La mise en scène de Big John démontre, comme d'habitude, un grand talent, de maîtrise et de génie. Le film baigne totalement dans une nuit noire, éclairé par les lumières de la ville. Le suspense est bien tenu tout le long du film, sans baisse de rythme. Le film, en plus d'être un excellent film d'action, délivre un bon nombre de messages et de critiques : il crée un régime carcéral, un monde divisé, où la Statue de la Liberté est la tour de garde d'une gigantesque prison. Une oeuvre, comme toujours avec Carpenter, mais plus ici encore, qui se fiche pas mal des convenues hollywoodiennes : le héros, Snake, est courageux, certes, mais uniquement pour sauver sa peau. De plus, tout ne se finit pas en idylle.

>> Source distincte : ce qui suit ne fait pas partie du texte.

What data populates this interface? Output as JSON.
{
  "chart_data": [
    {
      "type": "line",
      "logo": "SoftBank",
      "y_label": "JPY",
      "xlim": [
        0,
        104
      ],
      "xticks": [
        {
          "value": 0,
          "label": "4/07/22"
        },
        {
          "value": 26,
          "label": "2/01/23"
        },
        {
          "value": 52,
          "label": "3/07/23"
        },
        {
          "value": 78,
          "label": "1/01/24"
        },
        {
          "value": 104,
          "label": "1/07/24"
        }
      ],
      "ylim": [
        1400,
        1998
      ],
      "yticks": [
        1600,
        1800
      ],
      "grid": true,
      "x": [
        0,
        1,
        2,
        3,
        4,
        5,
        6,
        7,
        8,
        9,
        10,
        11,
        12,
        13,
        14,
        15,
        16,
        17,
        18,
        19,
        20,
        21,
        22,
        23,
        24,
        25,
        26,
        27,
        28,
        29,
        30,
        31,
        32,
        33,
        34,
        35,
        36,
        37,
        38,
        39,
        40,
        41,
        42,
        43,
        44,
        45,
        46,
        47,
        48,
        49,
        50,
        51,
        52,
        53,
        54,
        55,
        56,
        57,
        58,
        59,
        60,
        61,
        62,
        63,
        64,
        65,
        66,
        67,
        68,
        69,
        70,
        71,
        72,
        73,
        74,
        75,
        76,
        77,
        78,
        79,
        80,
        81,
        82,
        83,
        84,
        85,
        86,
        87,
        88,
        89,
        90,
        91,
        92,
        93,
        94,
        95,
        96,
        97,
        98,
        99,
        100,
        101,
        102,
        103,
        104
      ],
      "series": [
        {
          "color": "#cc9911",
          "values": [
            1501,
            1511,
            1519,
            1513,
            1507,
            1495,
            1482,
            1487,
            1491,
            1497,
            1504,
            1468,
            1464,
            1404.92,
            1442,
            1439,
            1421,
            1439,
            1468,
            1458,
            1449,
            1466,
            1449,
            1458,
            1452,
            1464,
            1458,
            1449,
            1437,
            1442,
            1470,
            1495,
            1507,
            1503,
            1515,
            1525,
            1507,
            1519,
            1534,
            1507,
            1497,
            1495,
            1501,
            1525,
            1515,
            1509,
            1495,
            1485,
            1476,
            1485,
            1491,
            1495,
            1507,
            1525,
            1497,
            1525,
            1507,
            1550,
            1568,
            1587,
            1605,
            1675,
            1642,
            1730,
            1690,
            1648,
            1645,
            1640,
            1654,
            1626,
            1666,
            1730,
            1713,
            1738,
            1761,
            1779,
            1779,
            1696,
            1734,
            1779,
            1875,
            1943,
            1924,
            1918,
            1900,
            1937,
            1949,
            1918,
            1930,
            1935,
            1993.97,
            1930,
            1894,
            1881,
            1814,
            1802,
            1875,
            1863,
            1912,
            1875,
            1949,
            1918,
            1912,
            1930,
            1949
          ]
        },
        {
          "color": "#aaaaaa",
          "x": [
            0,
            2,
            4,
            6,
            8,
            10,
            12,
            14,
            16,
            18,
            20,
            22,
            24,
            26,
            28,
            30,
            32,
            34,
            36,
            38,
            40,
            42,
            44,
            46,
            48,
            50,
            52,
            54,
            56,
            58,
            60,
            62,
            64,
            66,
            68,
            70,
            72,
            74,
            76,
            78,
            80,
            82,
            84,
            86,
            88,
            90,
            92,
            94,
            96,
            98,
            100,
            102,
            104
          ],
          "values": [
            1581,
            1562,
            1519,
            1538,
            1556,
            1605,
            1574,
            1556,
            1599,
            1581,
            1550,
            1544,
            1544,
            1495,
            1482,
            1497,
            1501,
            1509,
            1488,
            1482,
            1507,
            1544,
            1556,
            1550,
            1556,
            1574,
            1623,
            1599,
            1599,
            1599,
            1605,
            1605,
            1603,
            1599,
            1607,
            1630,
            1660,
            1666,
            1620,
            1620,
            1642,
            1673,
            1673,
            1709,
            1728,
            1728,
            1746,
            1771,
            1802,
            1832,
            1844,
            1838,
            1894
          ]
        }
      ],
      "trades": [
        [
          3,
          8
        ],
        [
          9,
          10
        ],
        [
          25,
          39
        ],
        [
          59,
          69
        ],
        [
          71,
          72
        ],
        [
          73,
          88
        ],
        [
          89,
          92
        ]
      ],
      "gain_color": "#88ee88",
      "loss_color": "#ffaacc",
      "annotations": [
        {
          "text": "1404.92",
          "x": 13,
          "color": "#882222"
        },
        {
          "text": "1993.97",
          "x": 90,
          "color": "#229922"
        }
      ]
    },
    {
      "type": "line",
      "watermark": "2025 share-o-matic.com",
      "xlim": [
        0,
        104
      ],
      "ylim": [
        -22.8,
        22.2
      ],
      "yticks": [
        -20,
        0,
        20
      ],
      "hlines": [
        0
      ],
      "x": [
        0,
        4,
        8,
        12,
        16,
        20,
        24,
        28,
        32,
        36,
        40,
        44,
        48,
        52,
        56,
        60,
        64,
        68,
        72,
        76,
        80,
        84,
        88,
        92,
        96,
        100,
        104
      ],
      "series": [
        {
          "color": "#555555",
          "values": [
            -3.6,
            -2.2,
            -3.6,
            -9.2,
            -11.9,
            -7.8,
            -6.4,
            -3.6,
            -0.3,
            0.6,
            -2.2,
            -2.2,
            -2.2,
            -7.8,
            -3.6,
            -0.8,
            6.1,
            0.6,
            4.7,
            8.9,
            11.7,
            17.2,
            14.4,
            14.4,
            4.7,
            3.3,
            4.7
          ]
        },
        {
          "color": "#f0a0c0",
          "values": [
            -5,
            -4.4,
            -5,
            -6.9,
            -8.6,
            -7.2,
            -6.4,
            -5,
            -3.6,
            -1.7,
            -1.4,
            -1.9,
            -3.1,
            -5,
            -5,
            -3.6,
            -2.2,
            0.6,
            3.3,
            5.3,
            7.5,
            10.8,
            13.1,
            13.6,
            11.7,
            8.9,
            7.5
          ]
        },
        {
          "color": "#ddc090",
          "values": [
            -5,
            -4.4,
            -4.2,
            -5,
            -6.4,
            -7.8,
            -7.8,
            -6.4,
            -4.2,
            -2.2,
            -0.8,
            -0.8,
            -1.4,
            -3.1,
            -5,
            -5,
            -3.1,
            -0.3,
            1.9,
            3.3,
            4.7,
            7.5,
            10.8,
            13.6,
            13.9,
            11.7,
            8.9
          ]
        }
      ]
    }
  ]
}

Le film est magnifiquement servit par de très bons acteurs, dont Kurt Russell, qui joue pour la première fois dans un film de Carpenter (excepté le biopic Le roman d'Elvis). On y retrouve également, avec surprise, Lee Van Cleef, célèbre méchant des Leone, en grand patron de la police (Carpenter semble rendre hommage aux duels de western dans une scène où l'acteur affronte un des kidnappeur dans la rue) ainsi qu'Ernest Borgnine, lui aussi fameux acteur de western. On retrouve également les habitués du metteur en scène : Donald Pleasence, parfait en président, Adrienne Barbeau (ex-femme de Carpenter) et dans d'autres petits rôles Harry Dean Stanton, Tom Atkins, Charles Cyphers, vus dans Christine, Fog ou encore Halloween. N'oublions pas au casting John Carpenter himself à la musique, qui nous encore une fois composé un thème génial, à l'image de son film.
EN BREF, encore un film culte de Carpenter. Mise en scène, musiques, acteurs... 'carpenterien' et parfait.